Abu Bakr al Bagdadi fordert in dem Video seine Gefolgschaft explizit dazu auf, französische Truppen in den afrikanischen Einsatzgebieten wie Mali und Somalia anzugreifen.
Es ist unklar warum er nur dazu auffordert französische Truppen anzugreifen. Viele Aktivisten spekulieren, dass die türkisch-französischen Spannungen dafür verantwortlich sein könnten.

Im Video ist zu sehen wie Bagdadi durch verschiedene Ordner blättert, mit Informationen über alle Einsatzgebiete des IS. Die Ordner tragen als Titel alle Länder wo der IS Strukturen aufgebaut hat. Dazu zählen Soldaten des IS, als auch eine Kommandostruktur und einen Emir der das Einsatzgebiet leitet.
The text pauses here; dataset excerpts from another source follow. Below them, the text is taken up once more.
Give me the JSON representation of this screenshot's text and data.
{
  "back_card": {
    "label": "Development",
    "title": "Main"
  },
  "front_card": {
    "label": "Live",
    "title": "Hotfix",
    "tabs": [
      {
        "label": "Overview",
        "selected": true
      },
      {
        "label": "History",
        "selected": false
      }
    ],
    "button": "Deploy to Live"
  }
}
Die Titel bzw Einsatzgebiete die im Video gezeigt wurden umfassen Libyen, die Sinai-Halbinsel, Irak, Syrien, Somalia, Yemen, das Kaukasusgebiet, Tunesien, Zentral Afrika und West Afrika. Brisant ist das ein Ordner den Titel „Wilayat Turkiye“ trägt (Staat Türkei). Das ist ein klarer Beweis für die Existenz des IS in der Türkei mit Soldaten und einem Emir.
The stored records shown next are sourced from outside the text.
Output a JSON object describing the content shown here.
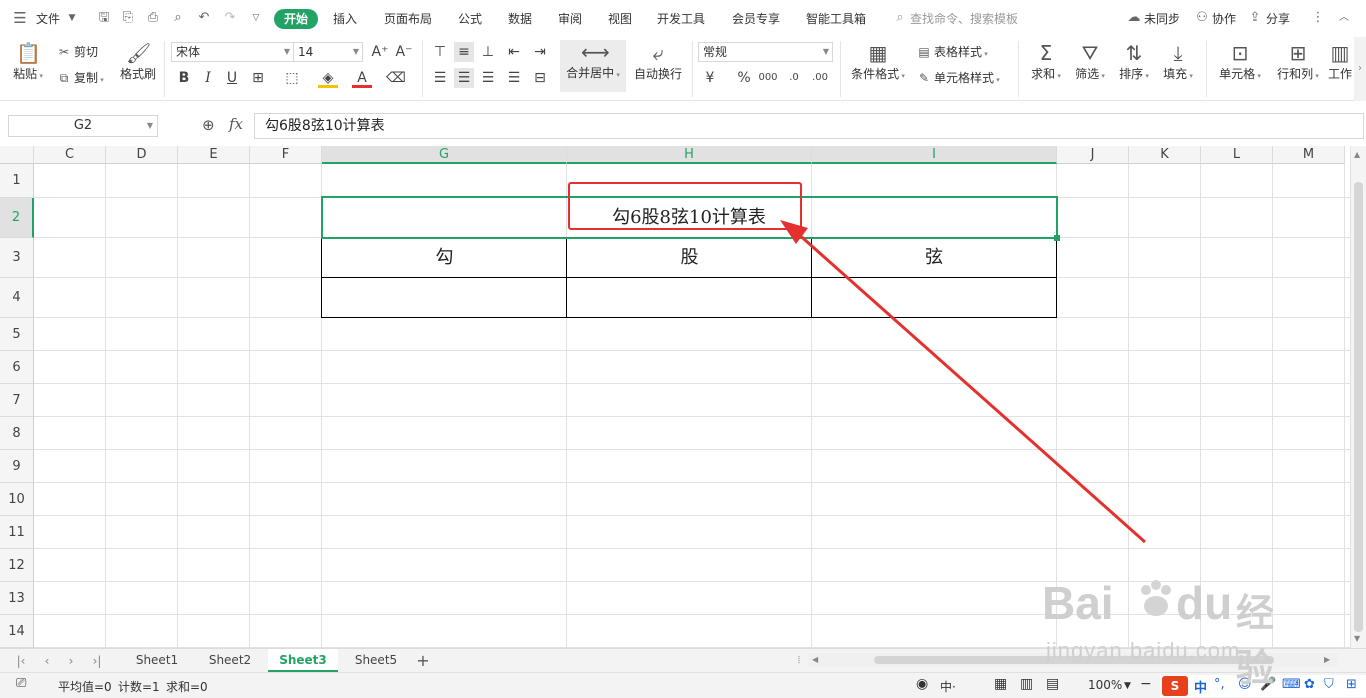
{
  "menubar": {
    "file_label": "文件",
    "tabs": [
      "开始",
      "插入",
      "页面布局",
      "公式",
      "数据",
      "审阅",
      "视图",
      "开发工具",
      "会员专享",
      "智能工具箱"
    ],
    "search_placeholder": "查找命令、搜索模板",
    "unsync_label": "未同步",
    "collab_label": "协作",
    "share_label": "分享"
  },
  "ribbon": {
    "paste": "粘贴",
    "cut": "剪切",
    "copy": "复制",
    "format_painter": "格式刷",
    "font_name": "宋体",
    "font_size": "14",
    "merge_center": "合并居中",
    "wrap_text": "自动换行",
    "number_format": "常规",
    "cond_format": "条件格式",
    "table_style": "表格样式",
    "cell_style": "单元格样式",
    "sum": "求和",
    "filter": "筛选",
    "sort": "排序",
    "fill": "填充",
    "cells": "单元格",
    "rows_cols": "行和列",
    "worksheet": "工作"
  },
  "formula_bar": {
    "cell_ref": "G2",
    "fx": "fx",
    "content": "勾6股8弦10计算表"
  },
  "grid": {
    "columns": [
      "C",
      "D",
      "E",
      "F",
      "G",
      "H",
      "I",
      "J",
      "K",
      "L",
      "M"
    ],
    "rows": [
      "1",
      "2",
      "3",
      "4",
      "5",
      "6",
      "7",
      "8",
      "9",
      "10",
      "11",
      "12",
      "13",
      "14"
    ],
    "title_cell": "勾6股8弦10计算表",
    "headers": [
      "勾",
      "股",
      "弦"
    ]
  },
  "sheets": {
    "tabs": [
      "Sheet1",
      "Sheet2",
      "Sheet3",
      "Sheet5"
    ],
    "active": "Sheet3"
  },
  "status": {
    "average": "平均值=0",
    "count": "计数=1",
    "sum": "求和=0",
    "zoom": "100%"
  },
  "watermark": {
    "brand": "Bai",
    "brand2": "du",
    "cn": "经验",
    "url": "jingyan.baidu.com"
  },
  "colors": {
    "accent": "#21a366",
    "annotation": "#e53030"
  }
}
Neben Bagdadi liegt sein persönliches Gewehr eine AKS-74U mit einem Magazin eines RPK-74. Die Waffe und das Magazin sind ein bekannter Anblick, denn auch Osama Bin Laden trug stets denselben Waffentyp mit dem selben Magazin mit sich herum.
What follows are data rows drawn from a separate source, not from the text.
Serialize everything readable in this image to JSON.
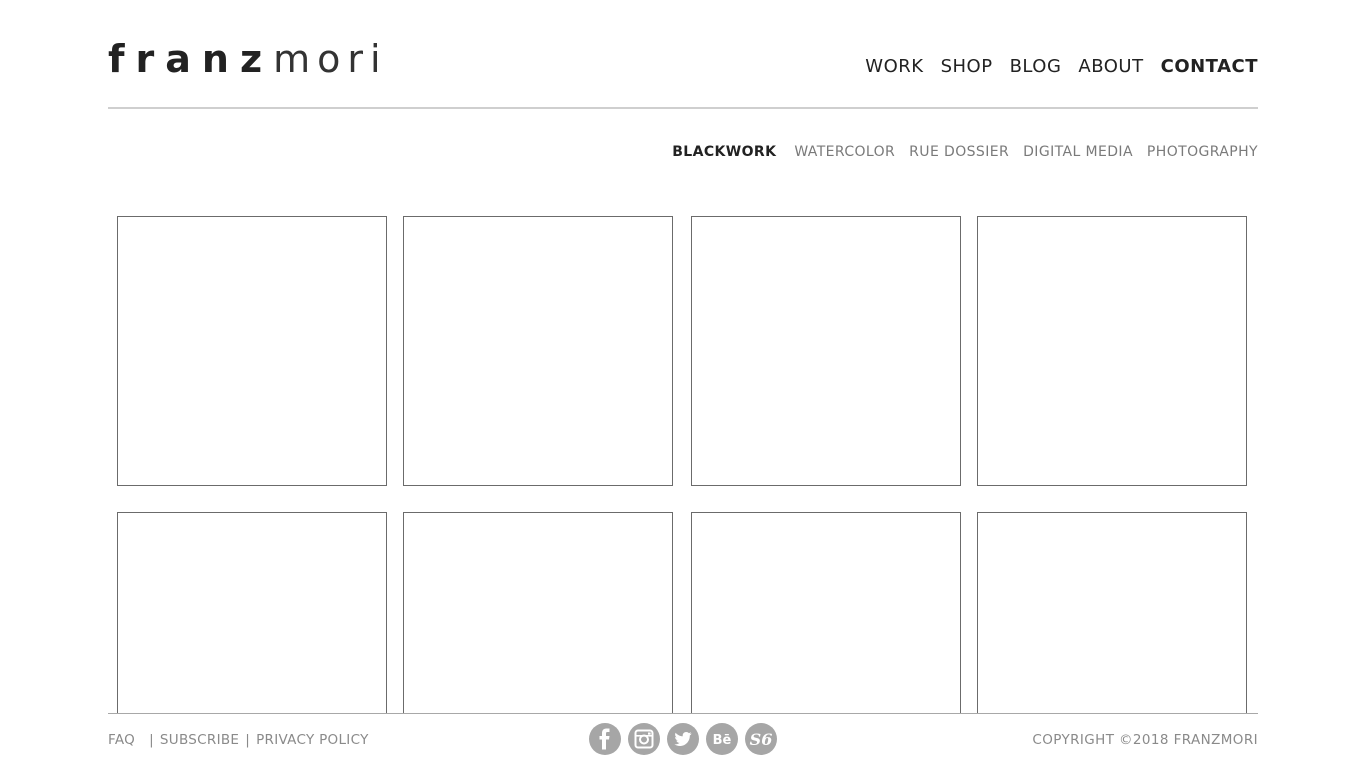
{
  "brand": {
    "logo_bold": "franz",
    "logo_light": "mori"
  },
  "main_nav": {
    "items": [
      {
        "label": "WORK"
      },
      {
        "label": "SHOP"
      },
      {
        "label": "BLOG"
      },
      {
        "label": "ABOUT"
      },
      {
        "label": "CONTACT",
        "active": true
      }
    ]
  },
  "sub_nav": {
    "items": [
      {
        "label": "BLACKWORK",
        "active": true
      },
      {
        "label": "WATERCOLOR"
      },
      {
        "label": "RUE DOSSIER"
      },
      {
        "label": "DIGITAL MEDIA"
      },
      {
        "label": "PHOTOGRAPHY"
      }
    ]
  },
  "gallery": {
    "tile_count": 8
  },
  "footer": {
    "links": [
      {
        "label": "FAQ"
      },
      {
        "label": "SUBSCRIBE"
      },
      {
        "label": "PRIVACY POLICY"
      }
    ],
    "separator": "|",
    "social_icons": [
      "facebook-icon",
      "instagram-icon",
      "twitter-icon",
      "behance-icon",
      "society6-icon"
    ],
    "copyright": "COPYRIGHT ©2018 FRANZMORI"
  },
  "colors": {
    "text_dark": "#222222",
    "text_muted": "#8a8a8a",
    "tile_border": "#6b6b6b",
    "rule": "#cfcfcf",
    "social_bg": "#a6a6a6"
  }
}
In jihadistischen Kreisen gilt dieses Gewehr als Symbol für den Sieg gegen den Imperialismus, da die Taliban in Afghanistan diese Waffen von den invasiven sowjetischen Truppen erobert haben. Eine Symbol das zugleich auch eine neue Ära einleitet. Eine Ära mit einem neuen meistgesuchten Mann der Welt und einer neuen Symbolfigur des Terrorismus.